If, let's say, there are 100 facet combinations that create essentially the same basic page content, then consider taking facet elements that do NOT substantially change the page content, and use rel=canonical to tell Google that those are all really the same page. For instance, let's say one of the facets is packaging size, and product X comes in boxes of 1, 10, 100, or 500 units. Let's say another facet is color, and it comes in blue, green, or red. Let's say the URLs for these look like this:
www.mysite.com/product.php?pid=12345&color=blue&pkgsize=1
www.mysite.com/product.php?pid=12345&color=green&pkgsize=10
www.mysite.com/product.php?pid=12345&color=red&pkgsize=100
You would want to set the rel=canonical on all of these to:
www.mysite.com/product.php?pid=12345
Be sure that your XML sitemap, your on-page meta robots, and your rel=canonicals are all in agreement. In other words, if a page has meta robots "noindex,follow", it should NOT show up in your XML sitemap. If the pages above have their rel=canonicals set as described, then your sitemap should contain www.mysite.com/product.php?pid=12345 and NONE of the three example URLs with the color and pkgsize parameters above.
-
There are several concerns to be addressed with this scenario:
- Organization
This is going to be very difficult to keep track of. If you are well-organized or the pages will not need much adjusting, this is probably okay.
- Duplicate Content
This is going to be a pain the behind. That being said, most site auditing tools will allow you to make adjustments as necessary.
- Broken Links
With a site of this size, broken links and 404's are going to be inevitable. This could lead to some negative SEO impacts and will have to be kept on top of.
- Hacking
This is a big reason why some sites have enormous numbers of URLs. This would likely be the biggest concern on my mind and worth looking in to. Going through that many pages will be impossible, so it might be worth taking a look at the link profile and determining where most of your links are coming from. If these are coming from spammy sites, you may have a problem there.

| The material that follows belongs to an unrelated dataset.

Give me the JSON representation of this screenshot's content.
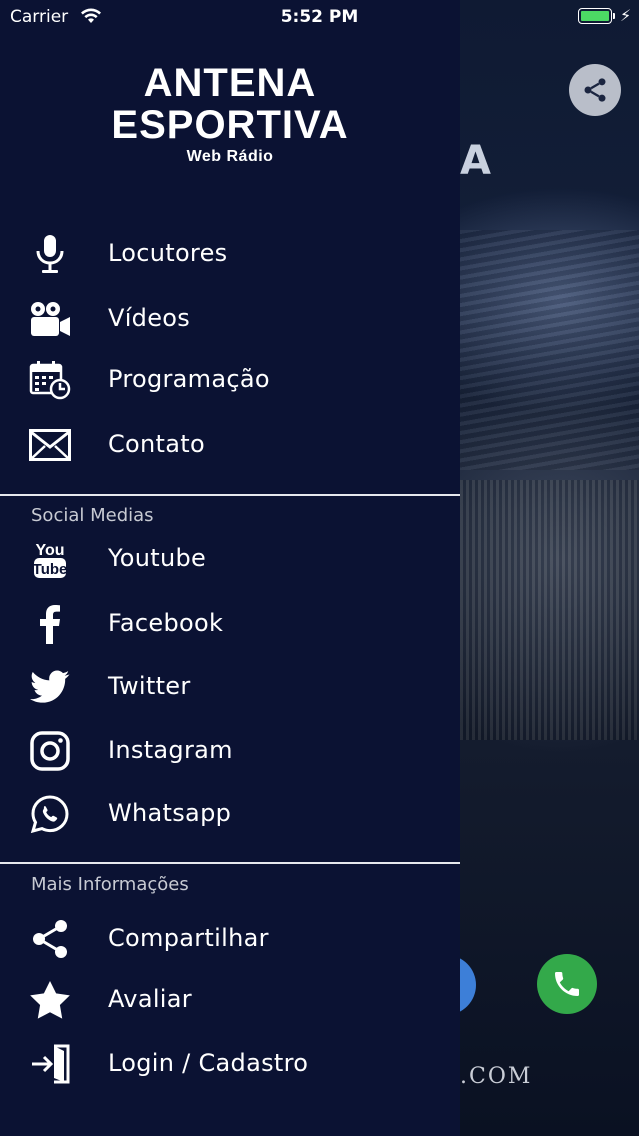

All this being said, the size of a website is normally not a cause for concern. Just make sure that your main pages (Home, Landing Pages) are properly handled and optimized and you shouldn't have too much trouble. I would add that unwieldy htaccess files (large ones) can result in slower loading times, which can impact your rankings with Google.
Let me know if there is anything specific concerning you and I will be happy to help. Congrats on the upgrade and hope it works out!
Rob
Got a burning SEO question?
Subscribe to Moz Pro to gain full access to Q&A, answer questions, and ask your own.
Browse Questions
Explore more categories
-
Moz Tools
Chat with the community about the Moz tools.
-
SEO Tactics
Discuss the SEO process with fellow marketers
-
Community
Discuss industry events, jobs, and news!
-
Digital Marketing
Chat about tactics outside of SEO
-
Research & Trends
Dive into research and trends in the search industry.
-
Support
Connect on product support and feature requests.
Related Questions
-
Will using query string in the URL and swapping H1s for filtered view of the blog impact SEO negatively?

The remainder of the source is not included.